Wladyslaw Moes casou com Anna Belina-Brzozowska, filha do conde Wladyslaw Belina-Brzozowski e de Maria Rawita Ostrowski, em 27 de Abril de 1935, na igreja de Santo Alexandre, em Varsóvia. Tiveram dois filhos, Alexander (1936-1955) e Maria (1946-).
Na Segunda Guerra Mundial, Wladzio foi mobilizado como oficial de reserva e após a derrota da Polónia foi feito prisioneiro e enviado para um campo POW (Prisioners of War) na Alemanha, onde ficou internado durante as hostilidades. Foi libertado pelos ingleses em 1945.
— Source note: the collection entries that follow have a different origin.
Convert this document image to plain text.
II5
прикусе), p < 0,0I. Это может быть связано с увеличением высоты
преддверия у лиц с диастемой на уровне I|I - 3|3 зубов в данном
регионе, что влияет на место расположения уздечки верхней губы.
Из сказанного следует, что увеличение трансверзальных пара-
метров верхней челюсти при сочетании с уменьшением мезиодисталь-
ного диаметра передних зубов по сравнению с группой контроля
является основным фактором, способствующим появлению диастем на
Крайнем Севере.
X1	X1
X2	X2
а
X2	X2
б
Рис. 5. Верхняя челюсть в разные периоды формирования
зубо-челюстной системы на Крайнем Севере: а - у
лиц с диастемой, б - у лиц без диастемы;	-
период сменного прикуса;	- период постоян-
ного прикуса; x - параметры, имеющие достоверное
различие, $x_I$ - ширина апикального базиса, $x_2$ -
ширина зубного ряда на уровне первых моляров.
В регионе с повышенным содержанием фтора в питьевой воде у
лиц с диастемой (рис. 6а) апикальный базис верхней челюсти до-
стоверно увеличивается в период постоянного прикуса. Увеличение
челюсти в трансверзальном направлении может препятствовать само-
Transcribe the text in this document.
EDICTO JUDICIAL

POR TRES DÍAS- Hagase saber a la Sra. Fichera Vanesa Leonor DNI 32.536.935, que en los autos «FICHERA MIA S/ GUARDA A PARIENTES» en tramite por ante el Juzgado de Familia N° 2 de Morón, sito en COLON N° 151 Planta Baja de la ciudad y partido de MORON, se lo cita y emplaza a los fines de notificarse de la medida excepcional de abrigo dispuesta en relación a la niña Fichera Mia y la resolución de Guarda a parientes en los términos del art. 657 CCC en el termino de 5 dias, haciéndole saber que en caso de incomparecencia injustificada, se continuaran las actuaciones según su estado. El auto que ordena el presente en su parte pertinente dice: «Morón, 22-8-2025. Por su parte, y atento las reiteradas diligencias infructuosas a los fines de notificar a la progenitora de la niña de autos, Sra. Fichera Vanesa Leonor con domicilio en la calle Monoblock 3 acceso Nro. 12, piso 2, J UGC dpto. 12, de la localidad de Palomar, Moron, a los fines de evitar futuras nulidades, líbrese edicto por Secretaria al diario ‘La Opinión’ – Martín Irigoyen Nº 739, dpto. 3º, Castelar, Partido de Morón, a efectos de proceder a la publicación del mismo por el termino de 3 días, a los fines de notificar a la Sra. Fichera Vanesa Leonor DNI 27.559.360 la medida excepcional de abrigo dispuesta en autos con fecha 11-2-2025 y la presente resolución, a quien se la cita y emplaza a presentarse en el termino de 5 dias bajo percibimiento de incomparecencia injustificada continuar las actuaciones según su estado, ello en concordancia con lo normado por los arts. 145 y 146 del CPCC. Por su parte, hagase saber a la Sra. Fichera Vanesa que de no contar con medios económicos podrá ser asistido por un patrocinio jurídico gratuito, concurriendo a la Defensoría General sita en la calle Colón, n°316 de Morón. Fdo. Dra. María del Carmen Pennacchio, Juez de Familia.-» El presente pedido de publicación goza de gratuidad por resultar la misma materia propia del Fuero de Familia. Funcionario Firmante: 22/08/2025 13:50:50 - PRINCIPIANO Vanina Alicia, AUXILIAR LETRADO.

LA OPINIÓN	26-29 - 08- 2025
Com a tomada do poder na Polónia pelo Partido Comunista, os seus bens foram confiscados pelo Estado. Durante os últimos meses da guerra, a mulher, devido à sua linhagem aristocrática, também esteve detida durante dois meses numa prisão polaca, reunindo-se mais tarde em Cracóvia com o filho Alexander, então com nove anos. Quando Wladzio regressou à Polónia, encontrando-se ocupada a sua mansão, mandaram-no para Jelenia Gora, no sudoeste do país. Foi aí que nasceu a filha Maria.
Para ganharem a vida, Anna empregou-se como secretária e Wladzio arranjou trabalho numa fábrica de papel. Conhecendo bem o ramo, obteve tal sucesso que em 1947 lhe foi oferecida uma melhor situação em troca da sua adesão ao Partido Comunista, proposta que recusou, tendo sido demitido.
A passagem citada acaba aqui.